The American Civil Liberties Union is investigating whether the Michigan State Police have violated the civil rights of motorists by using an electronic device that captures information from a drivers’ cell phone without their knowledge. The CelleBrite UFED, a mobile forensics device that works with 3,000 different cell phone models and can even break password protection, can reportedly copy all photos and video from an iPhone in less than 90 seconds, reports Popular Mechanics.
Michigan Police allegedly attempted to extort ACLU
According to TheNewspaper.com, the ACLU requested in 2008 to view records relating to the Michigan State Police’s mobile forensics program, particularly the function of the CelleBrite UFED in that program.
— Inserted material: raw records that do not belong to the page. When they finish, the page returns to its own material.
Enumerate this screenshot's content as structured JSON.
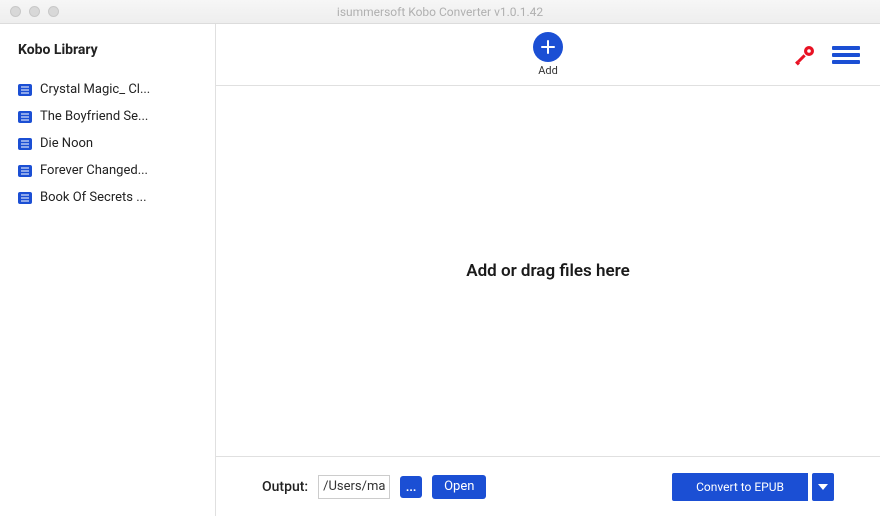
{
  "window": {
    "title": "isummersoft Kobo Converter v1.0.1.42"
  },
  "sidebar": {
    "title": "Kobo Library",
    "items": [
      {
        "label": "Crystal Magic_ Cl..."
      },
      {
        "label": "The Boyfriend Se..."
      },
      {
        "label": "Die Noon"
      },
      {
        "label": "Forever Changed..."
      },
      {
        "label": "Book Of Secrets ..."
      }
    ]
  },
  "toolbar": {
    "add_label": "Add"
  },
  "main": {
    "drop_text": "Add or drag files here"
  },
  "bottom": {
    "output_label": "Output:",
    "output_path": "/Users/ma",
    "browse_label": "...",
    "open_label": "Open",
    "convert_label": "Convert to EPUB"
  }
}
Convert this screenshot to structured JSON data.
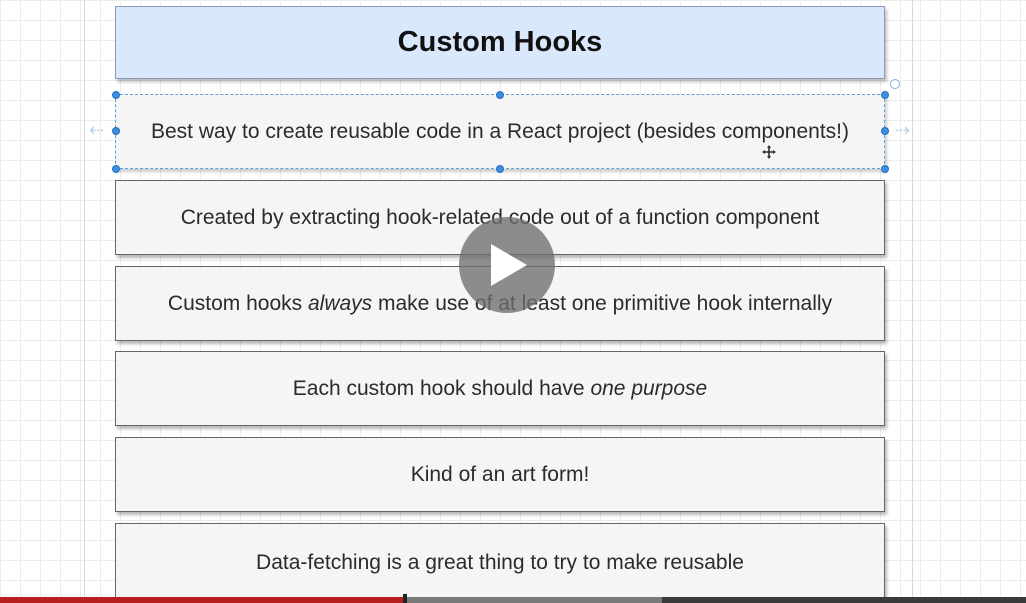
{
  "slide": {
    "title": "Custom Hooks",
    "cards": [
      {
        "text": "Best way to create reusable code in a React project (besides components!)",
        "selected": true
      },
      {
        "text": "Created by extracting hook-related code out of a function component"
      },
      {
        "before": "Custom hooks ",
        "emphasis": "always",
        "after": " make use of at least one primitive hook internally"
      },
      {
        "before": "Each custom hook should have ",
        "emphasis": "one purpose",
        "after": ""
      },
      {
        "text": "Kind of an art form!"
      },
      {
        "text": "Data-fetching is a great thing to try to make reusable"
      }
    ]
  },
  "player": {
    "play_icon": "play-icon",
    "progress_played_fraction": 0.395,
    "progress_buffered_fraction": 0.645
  },
  "colors": {
    "title_fill": "#dae8fc",
    "card_fill": "#f5f5f5",
    "selection": "#3a8ee6",
    "progress_played": "#b51f1f"
  }
}
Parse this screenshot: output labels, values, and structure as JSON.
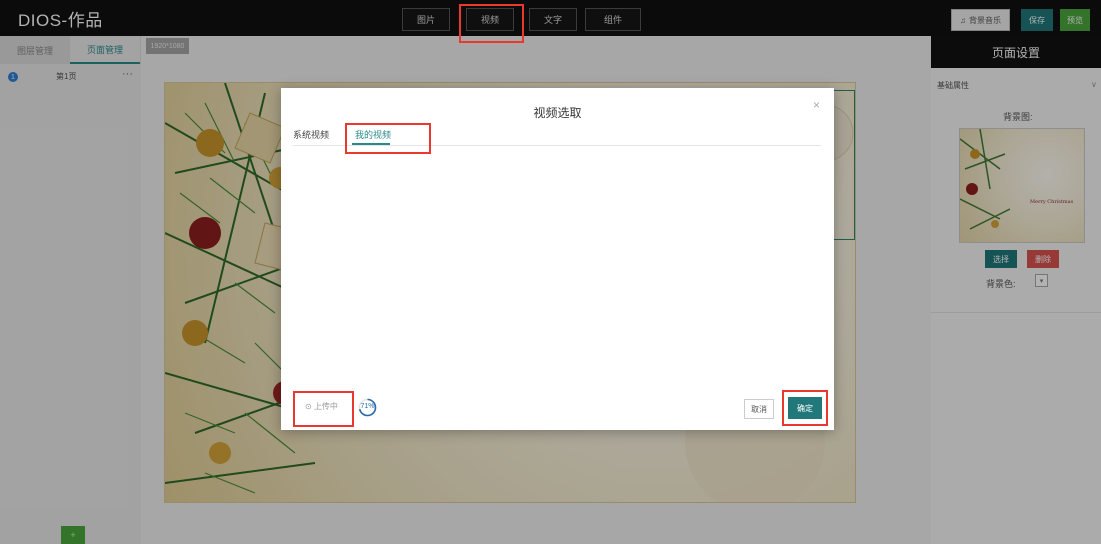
{
  "app": {
    "title": "DIOS-作品"
  },
  "toolbar": {
    "tabs": [
      {
        "label": "图片"
      },
      {
        "label": "视频"
      },
      {
        "label": "文字"
      },
      {
        "label": "组件"
      }
    ],
    "music_label": "背景音乐",
    "save_label": "保存",
    "preview_label": "预览"
  },
  "left_panel": {
    "tabs": [
      {
        "label": "图层管理",
        "active": false
      },
      {
        "label": "页面管理",
        "active": true
      }
    ],
    "pages": [
      {
        "number": "1",
        "label": "第1页",
        "more": "···"
      }
    ],
    "add_label": "+"
  },
  "canvas": {
    "size_label": "1920*1080"
  },
  "right_panel": {
    "header": "页面设置",
    "section": "基础属性",
    "bg_image_label": "背景图:",
    "thumb_text": "Merry Christmas",
    "select_label": "选择",
    "delete_label": "删除",
    "bg_color_label": "背景色:"
  },
  "modal": {
    "title": "视频选取",
    "close": "×",
    "tabs": [
      {
        "label": "系统视频",
        "active": false
      },
      {
        "label": "我的视频",
        "active": true
      }
    ],
    "upload_status": "上传中",
    "progress": 0.71,
    "progress_label": "71%",
    "cancel_label": "取消",
    "confirm_label": "确定"
  },
  "colors": {
    "accent": "#20787a",
    "highlight": "#e8382f",
    "preview": "#4aa63d",
    "delete": "#d9534f"
  }
}
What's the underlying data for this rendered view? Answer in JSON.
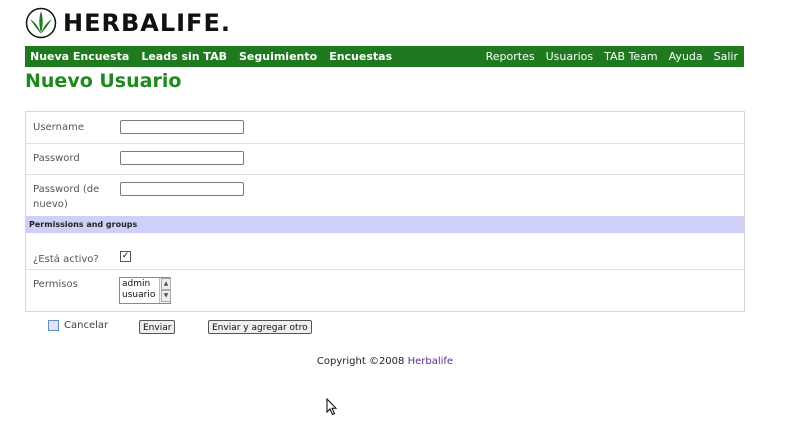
{
  "brand": {
    "name": "HERBALIFE."
  },
  "nav": {
    "left": [
      "Nueva Encuesta",
      "Leads sin TAB",
      "Seguimiento",
      "Encuestas"
    ],
    "right": [
      "Reportes",
      "Usuarios",
      "TAB Team",
      "Ayuda",
      "Salir"
    ]
  },
  "page": {
    "title": "Nuevo Usuario"
  },
  "form": {
    "username_label": "Username",
    "password_label": "Password",
    "password2_label": "Password (de nuevo)",
    "section_title": "Permissions and groups",
    "active_label": "¿Está activo?",
    "active_checked": true,
    "permissions_label": "Permisos",
    "permissions_options": [
      "admin",
      "usuario"
    ]
  },
  "actions": {
    "cancel": "Cancelar",
    "send": "Enviar",
    "send_add": "Enviar y agregar otro"
  },
  "footer": {
    "copyright": "Copyright ©2008",
    "brand_link": "Herbalife"
  },
  "colors": {
    "nav_bg": "#1f7a1f",
    "title": "#1d8a1d",
    "section_bg": "#cfd0f8",
    "link": "#5b2d8a"
  }
}
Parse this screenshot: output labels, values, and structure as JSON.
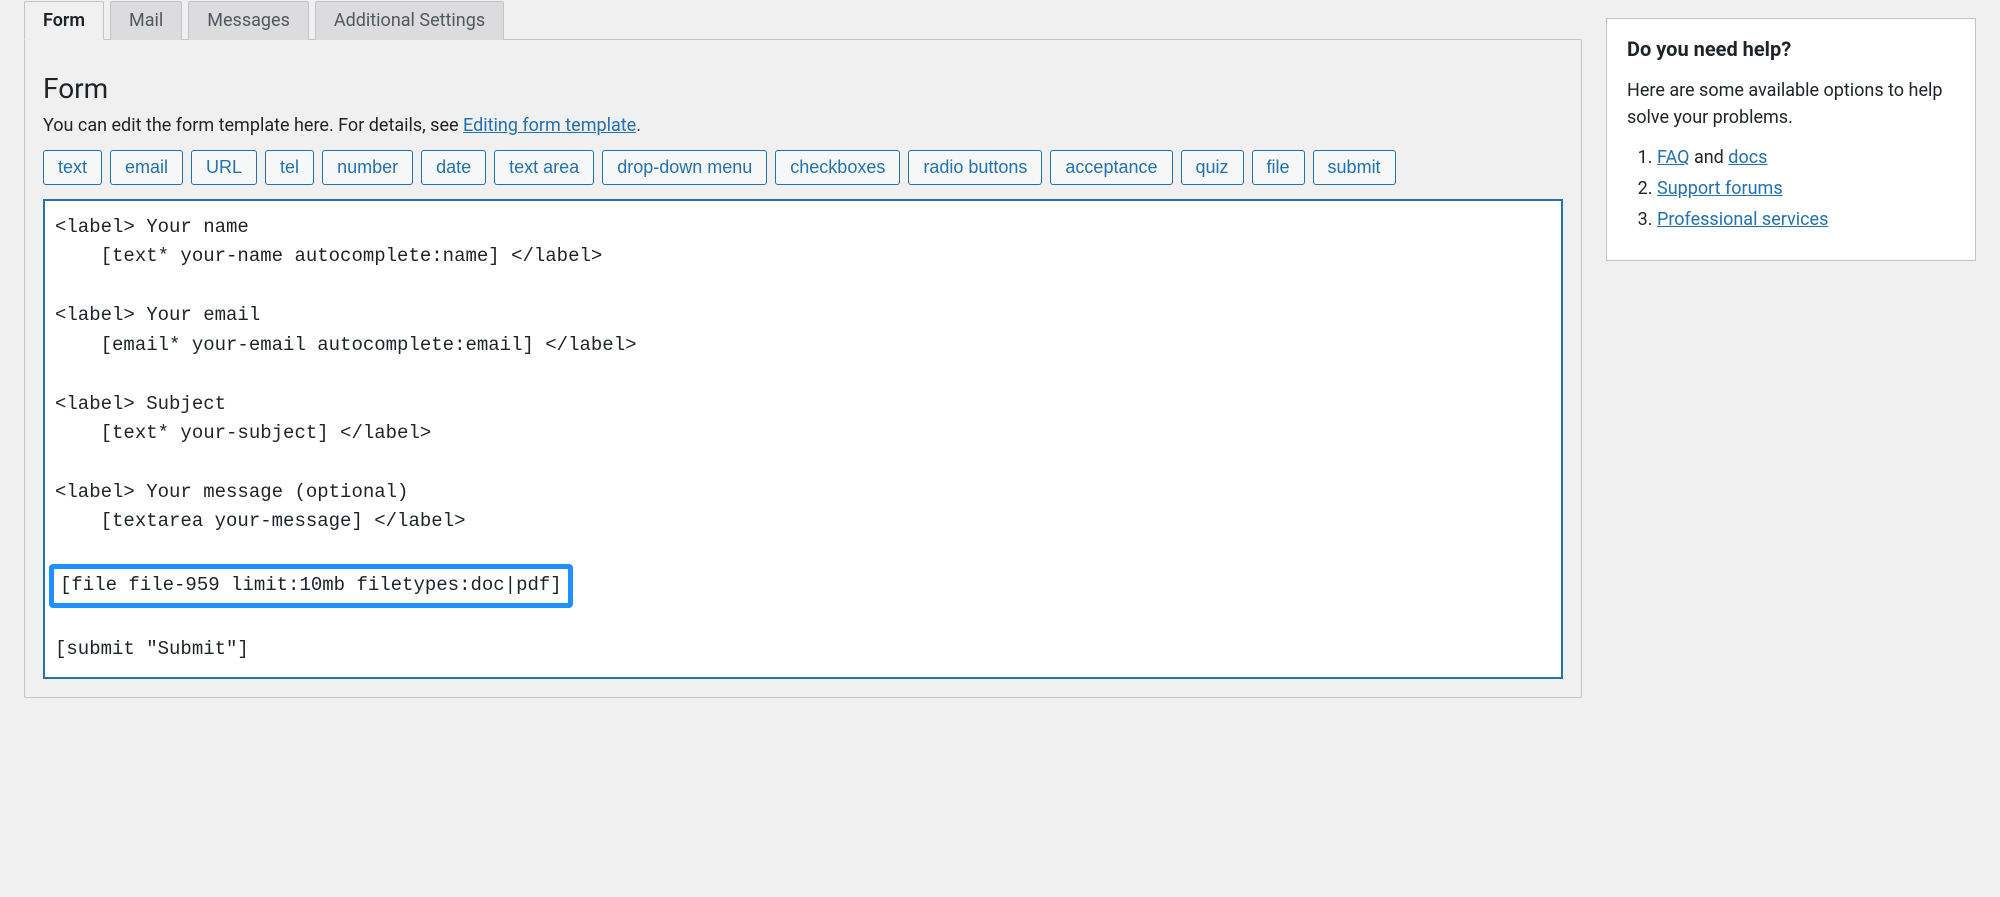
{
  "tabs": [
    {
      "label": "Form",
      "active": true
    },
    {
      "label": "Mail",
      "active": false
    },
    {
      "label": "Messages",
      "active": false
    },
    {
      "label": "Additional Settings",
      "active": false
    }
  ],
  "section": {
    "title": "Form",
    "desc_prefix": "You can edit the form template here. For details, see ",
    "desc_link": "Editing form template",
    "desc_suffix": "."
  },
  "tag_buttons": [
    "text",
    "email",
    "URL",
    "tel",
    "number",
    "date",
    "text area",
    "drop-down menu",
    "checkboxes",
    "radio buttons",
    "acceptance",
    "quiz",
    "file",
    "submit"
  ],
  "code": {
    "l1": "<label> Your name",
    "l2": "    [text* your-name autocomplete:name] </label>",
    "l3": "",
    "l4": "<label> Your email",
    "l5": "    [email* your-email autocomplete:email] </label>",
    "l6": "",
    "l7": "<label> Subject",
    "l8": "    [text* your-subject] </label>",
    "l9": "",
    "l10": "<label> Your message (optional)",
    "l11": "    [textarea your-message] </label>",
    "l12": "",
    "hl": "[file file-959 limit:10mb filetypes:doc|pdf]",
    "l14": "",
    "l15": "[submit \"Submit\"]"
  },
  "help": {
    "title": "Do you need help?",
    "intro": "Here are some available options to help solve your problems.",
    "items": [
      {
        "link": "FAQ",
        "after": " and ",
        "link2": "docs"
      },
      {
        "link": "Support forums"
      },
      {
        "link": "Professional services"
      }
    ]
  }
}
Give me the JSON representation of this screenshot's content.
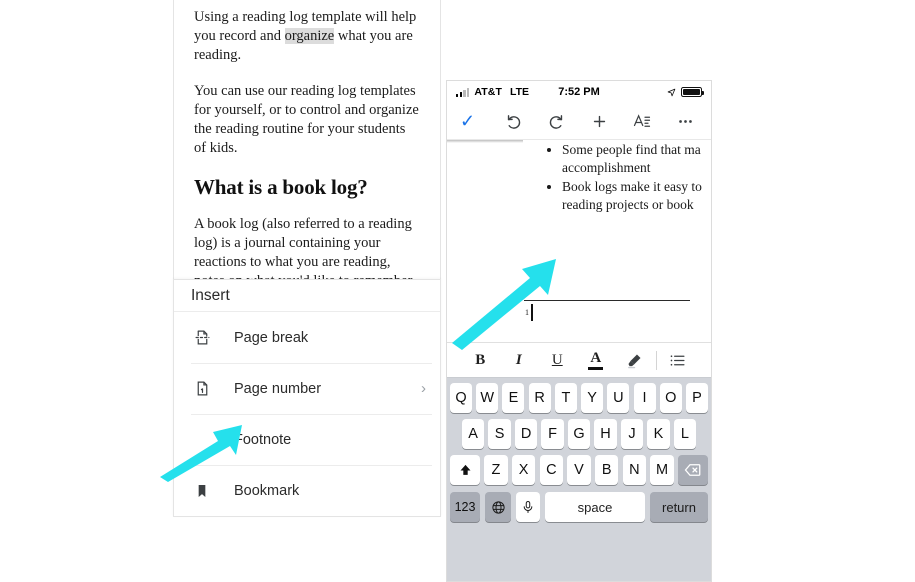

The alleged response from Michigan Police was that access to the records would be allowed, but only if the ACLU paid the Michigan State Police a $544,680 fee.
“Law enforcement officers are known, on occasion, to encourage citizens to cooperate if they have nothing to hide,” ACLU attorney Mark Fancher wrote in an organizational statement. “No less should be expected of law enforcement, and the Michigan State Police should be willing to assuage concerns that these powerful extraction devices are being used illegally by honoring our requests for cooperation and disclosure.”
Violation of Fourth Amendment protections may have occurred
The use of the CelleBrite UFED to read SMS, recently dialed numbers, email, Facebook updates and Twitter posts from a driver’s smartphone – in addition to GPS data and Google Maps geotags – may violate Fourth Amendment protections from illegal search and seizure, says the ACLU. The organization is already involved in a lawsuit against the Department of Homeland Security involving warrantless electronic searches of laptops and cell phones belonging to people entering the country who are not under suspicion of having committed crimes.
“A search cannot occur without a warrant in which a judicial officer determines that there is probable cause to believe that the search will yield evidence of criminal activity,” Fancher wrote. “A device that allows immediate, surreptitious intrusion into private data creates enormous risks that troopers will ignore these requirements to the detriment of the constitutional rights of persons whose cell phones are searched.”